Le code reçu par le récepteur est noté \(r\). Il peut être différent du code émis \(c\) à cause des erreurs de transmission. On peut modéliser le code reçu \(r\) par :

\[ r = c + e \]

\(e\) est un vecteur binaire dont les 1 indiquent la présence d’une erreur. Par exemple, si on émet \(c = \)0101 et qu’on reçoit \(r = \)0110, on a bien \(e = \)0011. Ce modèle correspond à ce qu’on appelle un canal binaire symétrique (binary symmetric channel).

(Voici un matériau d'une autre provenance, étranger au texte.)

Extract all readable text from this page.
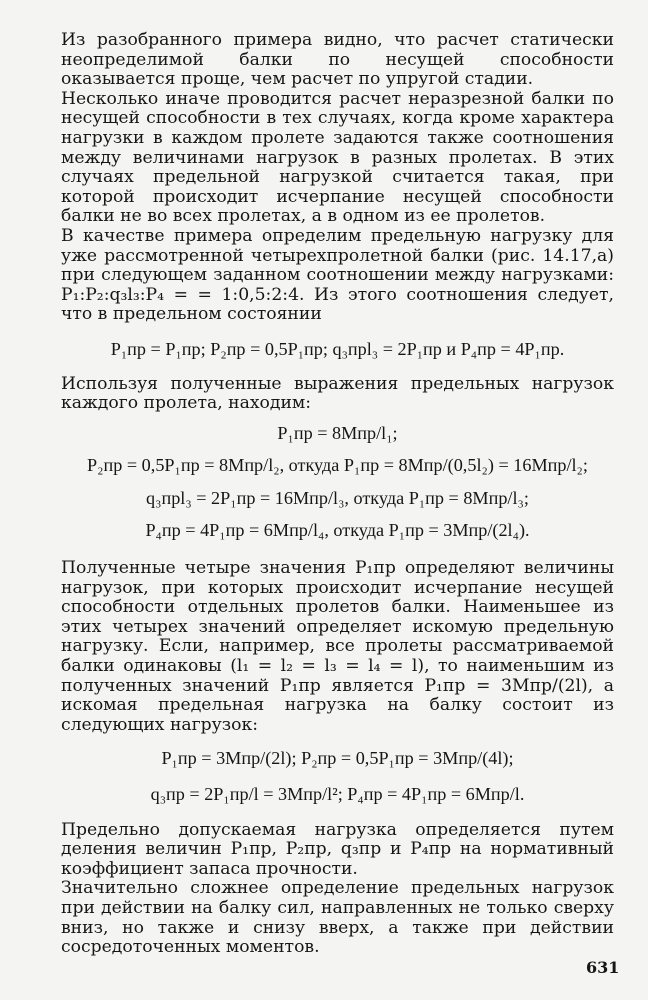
Из разобранного примера видно, что расчет статически неопределимой балки по несущей способности оказывается проще, чем расчет по упругой стадии.

Несколько иначе проводится расчет неразрезной балки по несущей способности в тех случаях, когда кроме характера нагрузки в каждом пролете задаются также соотношения между величинами нагрузок в разных пролетах. В этих случаях предельной нагрузкой считается такая, при которой происходит исчерпание несущей способности балки не во всех пролетах, а в одном из ее пролетов.

В качестве примера определим предельную нагрузку для уже рассмотренной четырехпролетной балки (рис. 14.17,а) при следующем заданном соотношении между нагрузками: P₁:P₂:q₃l₃:P₄ = = 1:0,5:2:4. Из этого соотношения следует, что в предельном состоянии

P₁пр = P₁пр; P₂пр = 0,5P₁пр; q₃прl₃ = 2P₁пр и P₄пр = 4P₁пр.

Используя полученные выражения предельных нагрузок каждого пролета, находим:

P₁пр = 8Mпр/l₁;

P₂пр = 0,5P₁пр = 8Mпр/l₂, откуда P₁пр = 8Mпр/(0,5l₂) = 16Mпр/l₂;

q₃прl₃ = 2P₁пр = 16Mпр/l₃, откуда P₁пр = 8Mпр/l₃;

P₄пр = 4P₁пр = 6Mпр/l₄, откуда P₁пр = 3Mпр/(2l₄).

Полученные четыре значения P₁пр определяют величины нагрузок, при которых происходит исчерпание несущей способности отдельных пролетов балки. Наименьшее из этих четырех значений определяет искомую предельную нагрузку. Если, например, все пролеты рассматриваемой балки одинаковы (l₁ = l₂ = l₃ = l₄ = l), то наименьшим из полученных значений P₁пр является P₁пр = 3Mпр/(2l), а искомая предельная нагрузка на балку состоит из следующих нагрузок:

P₁пр = 3Mпр/(2l); P₂пр = 0,5P₁пр = 3Mпр/(4l);

q₃пр = 2P₁пр/l = 3Mпр/l²; P₄пр = 4P₁пр = 6Mпр/l.

Предельно допускаемая нагрузка определяется путем деления величин P₁пр, P₂пр, q₃пр и P₄пр на нормативный коэффициент запаса прочности.

Значительно сложнее определение предельных нагрузок при действии на балку сил, направленных не только сверху вниз, но также и снизу вверх, а также при действии сосредоточенных моментов.

631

Le décodage du code reçu \(r\) s’effectue en le multipliant par la transposée d’une matrice \(H\in\mathbb{F}_2^{n-k \times n}\) appelée matrice de contrôle de parité (parity-check matrix) :

\[ s = rH^T. \]

Le résultat \(s\) de cette opération est appelé le syndrome (syndrome).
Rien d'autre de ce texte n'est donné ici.